Overall, the median duration of resuscitation efforts was 17 minutes. When the hospitals were divided into quartiles based on this duration, those in the quartile with the shortest interval had a median duration of 16 minutes, while those in the quartile with the longest interval had a median duration of 25 minutes.

Resuscitation efforts lasted more than 50% longer at hospitals in the longest quartile compared with those in the shortest quartile.

Patients at the hospitals with longer durations of resuscitation efforts had significantly higher overall survival and significantly higher survival to hospital discharge than did those at hospitals with shorter durations of resuscitation efforts, Dr.
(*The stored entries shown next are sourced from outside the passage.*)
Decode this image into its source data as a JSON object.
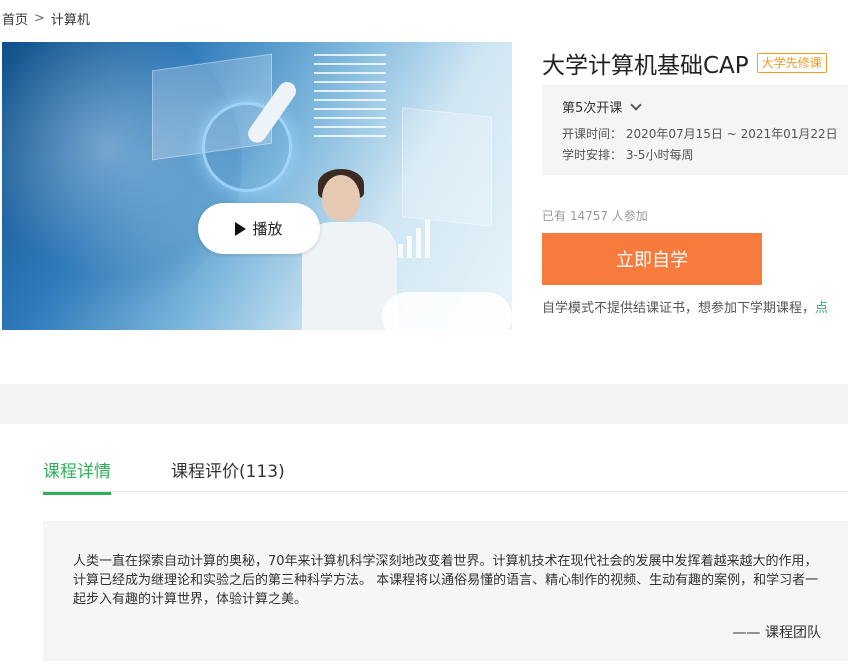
{
  "breadcrumb": {
    "home": "首页",
    "separator": ">",
    "current": "计算机"
  },
  "video": {
    "play_label": "播放"
  },
  "course": {
    "title": "大学计算机基础CAP",
    "badge": "大学先修课"
  },
  "term": {
    "selected": "第5次开课",
    "time_label": "开课时间：",
    "time_value": "2020年07月15日 ~ 2021年01月22日",
    "schedule_label": "学时安排：",
    "schedule_value": "3-5小时每周"
  },
  "enrollment": {
    "text": "已有 14757 人参加"
  },
  "actions": {
    "study_button": "立即自学"
  },
  "note": {
    "text": "自学模式不提供结课证书，想参加下学期课程，",
    "link": "点"
  },
  "tabs": [
    {
      "label": "课程详情",
      "active": true
    },
    {
      "label": "课程评价(113)",
      "active": false
    }
  ],
  "description": {
    "text": "人类一直在探索自动计算的奥秘，70年来计算机科学深刻地改变着世界。计算机技术在现代社会的发展中发挥着越来越大的作用，计算已经成为继理论和实验之后的第三种科学方法。 本课程将以通俗易懂的语言、精心制作的视频、生动有趣的案例，和学习者一起步入有趣的计算世界，体验计算之美。",
    "signature": "—— 课程团队"
  },
  "colors": {
    "accent_green": "#2fb15b",
    "cta_orange": "#f87b3e",
    "badge_orange": "#f59a23"
  }
}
Goldberger and his colleagues said (Lancet 2012 Sept. 4 [doi:10.1016/S0140-6736(12)60862-9]).

The study findings suggest that standardizing resuscitation procedures and identifying a minimum duration could improve patient survival. "Prolongation of resuscitation attempts by 10 or 15 minutes might have only a slight effect on resources once efforts have already begun, but could improve outcomes," the investigators noted.

"We are unable to provide a specific cutoff from these data and are hesitant to speculate," especially because this was an observational study that cannot establish cause and effect. Moreover, several variables that almost certainly affected the duration of resuscitation efforts were not addressed in this study, such as the quality of chest compressions and the availability at each hospital of percutaneous intervention.

It is even possible that the duration of resuscitation attempts is merely a marker for "more comprehensive care" with longer CPR performed at centers where resuscitation guidelines are reliably implemented, they added.

It should also be noted that this study did not address long-term outcomes in survivors of resuscitation. "The extent to which critically ill patients benefit from survival months to years after cardiac arrest should be the ultimate measure of the usefulness of resuscitation measures," Dr. Goldberger and his associates said.

The study was funded by the American Heart Association, the Robert Wood Johnson Foundation, and the National Heart, Lung, and Blood Institute. Dr. Goldberger reported no financial conflicts of interest, and one of his associates reported ties to Medtronic and United Health Care.